A Naru DxD Fanfiction by Tobi Tobio.
•
Di Sebuah Hutan, Pinggiran Kota.
Sasuke terlihat berdiri dengan nafas terengah-engah setelah melalui pertarungan panjang melawan Hatake Kakashi. Namun senyum penuh kepuasan menghiasi Wajahnya. Yap, Sasuke merasa puas setelah berhasil mengalahkan Kakashi. Bagaimana tidak, pasalnya Sasuke harus mengerahkan seluruh kemampuannya untuk mengalahkan Kakashi.
"Aku tidak menyangka kau mampu mengalahkan pria ini" ucap Kabuto, seraya melangkahkan Kakinya mendekati Sasuke.
"Jangan banyak omong, sebutkan siapa Dewa Elemental lainnya!". "Aku ingin segera mengahiri ini!" desis Sasuke.
"Khuhuhu~ santai sedikit Sasuke-Kun ... Kau harus memulihkan dulu kekuatanmu". "Dan yang lebih penting lagi, Kekuatan apa yang kau dapat setelah mengalahkan pria ini?" Sasuke langsung memejamkan Matanya, untuk merasakan kekuatan baru yang mungkin saja bangkit setelah mengalahkan Dewa Elemental sekelas Kakashi.
"Entahlah ... Aku masih belum bisa merasakannya!" jawab Sasuke. Kabuto terlihat bingung dengan jawaban pemuda bergaya Emo itu.
"Aneh sekali. Seharusnya kau mendapatkan sebuah kekuatan baru setelah mengalahkan Dewa Elemental tingkat Empat sepertinya ..."
"Tapi kenapa ..." gumam Kabuto.
Jam Istirahat, SMA Konoha.
Naruto terlihat berjalan santai melalui Lorong Sekolah elit itu. Namun semenjak Naruto berurusan dengan Akatsuki, tidak ada lagi yang mau berteman dengan pemuda bersurai pirang itu. Mereka seakan takut terbawa dalam masalah, jika berdekatan dengan Naruto. Dan Naruto pun tidak terlalu mempermasalahkan hal ini, toh dia sudah terbiasa hidup sendiri. Tapi berbeda dengan Hinata, gadis itu terlihat sedih menyadari Naruto mulai dijauhi teman-temannya.
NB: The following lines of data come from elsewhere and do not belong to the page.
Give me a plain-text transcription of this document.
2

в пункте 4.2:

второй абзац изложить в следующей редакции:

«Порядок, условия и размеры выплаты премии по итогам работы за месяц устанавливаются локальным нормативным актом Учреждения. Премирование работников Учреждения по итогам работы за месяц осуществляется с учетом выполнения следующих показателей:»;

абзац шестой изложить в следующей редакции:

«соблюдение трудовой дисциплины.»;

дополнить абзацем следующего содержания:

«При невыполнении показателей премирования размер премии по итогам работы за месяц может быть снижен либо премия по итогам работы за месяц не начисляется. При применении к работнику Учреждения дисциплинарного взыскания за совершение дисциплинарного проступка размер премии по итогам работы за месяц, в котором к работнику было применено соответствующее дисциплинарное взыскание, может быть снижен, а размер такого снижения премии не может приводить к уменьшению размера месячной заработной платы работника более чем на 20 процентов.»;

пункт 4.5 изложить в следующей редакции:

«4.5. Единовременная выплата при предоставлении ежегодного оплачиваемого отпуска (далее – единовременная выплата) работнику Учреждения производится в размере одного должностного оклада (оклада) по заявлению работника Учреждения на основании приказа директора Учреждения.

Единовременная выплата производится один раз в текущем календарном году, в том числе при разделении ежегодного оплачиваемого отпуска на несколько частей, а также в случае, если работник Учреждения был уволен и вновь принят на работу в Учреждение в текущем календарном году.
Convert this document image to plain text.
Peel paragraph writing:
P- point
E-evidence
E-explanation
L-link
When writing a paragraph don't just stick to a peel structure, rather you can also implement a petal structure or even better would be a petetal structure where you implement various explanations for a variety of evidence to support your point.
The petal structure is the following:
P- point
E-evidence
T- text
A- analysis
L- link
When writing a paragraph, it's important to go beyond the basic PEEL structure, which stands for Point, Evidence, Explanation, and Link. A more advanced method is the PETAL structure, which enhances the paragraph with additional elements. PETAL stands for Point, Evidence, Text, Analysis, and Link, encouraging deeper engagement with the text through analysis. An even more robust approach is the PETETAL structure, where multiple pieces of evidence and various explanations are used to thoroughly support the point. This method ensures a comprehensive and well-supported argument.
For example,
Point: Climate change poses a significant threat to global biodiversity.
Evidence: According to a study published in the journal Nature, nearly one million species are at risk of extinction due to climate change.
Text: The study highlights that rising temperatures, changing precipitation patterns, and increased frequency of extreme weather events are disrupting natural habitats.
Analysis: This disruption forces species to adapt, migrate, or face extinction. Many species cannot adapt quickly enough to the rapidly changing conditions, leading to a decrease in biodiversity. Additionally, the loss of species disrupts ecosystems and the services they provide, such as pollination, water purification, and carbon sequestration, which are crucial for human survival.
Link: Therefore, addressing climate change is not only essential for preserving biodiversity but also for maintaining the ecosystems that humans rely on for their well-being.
"Sudahlah Hinata ... Kau tidak perlu memikirkan masalah ini terus-menerus" sang sahabat, Sakura mencoba menenangkan gadis bersurai indigo itu.
"Aku tidak bisa Sakura, Naruto dijauhi karena menyelamatkanku!". "Bagaimana bisa aku terus berdiam diri seperti ini. Aku ..."
"... Akulah penyebabnya!" Sakura terlihat mengusap Bahu Hinata. Gadis itu tau bagaimana perasaan sahabatnya ini, yang merasa sebagai sumber dari masalah yang dihadapi Naruto. Namun bisa apa mereka? Apa yang bisa diperbuat dua gadis cantik itu, jika Polisi pun tidak bisa berbuat banyak!.
"Tenang Hinata ... Yang bisa kita lakukan saat ini hanya mendoakan Naruto, agar cepat terlepas dari masalah ini"
"Ya ... Berdoa!" ucap Sakura. Hinata memang tidak menjawab, namun dia membenarkan ucapan Sakura. Dan tanpa membuang waktu lagi gadis itu mulai berdoa untuk Naruto.
'Kuharap kau mendapatkan sebuah keajaiban untuk lepas dari masalahmu, Naruto ...' batin gadis itu seraya mengapitkan kedua Tangannya di Dada.
Sebuah Doa yang tulus tentu saja akan dikabulkan Tuhan!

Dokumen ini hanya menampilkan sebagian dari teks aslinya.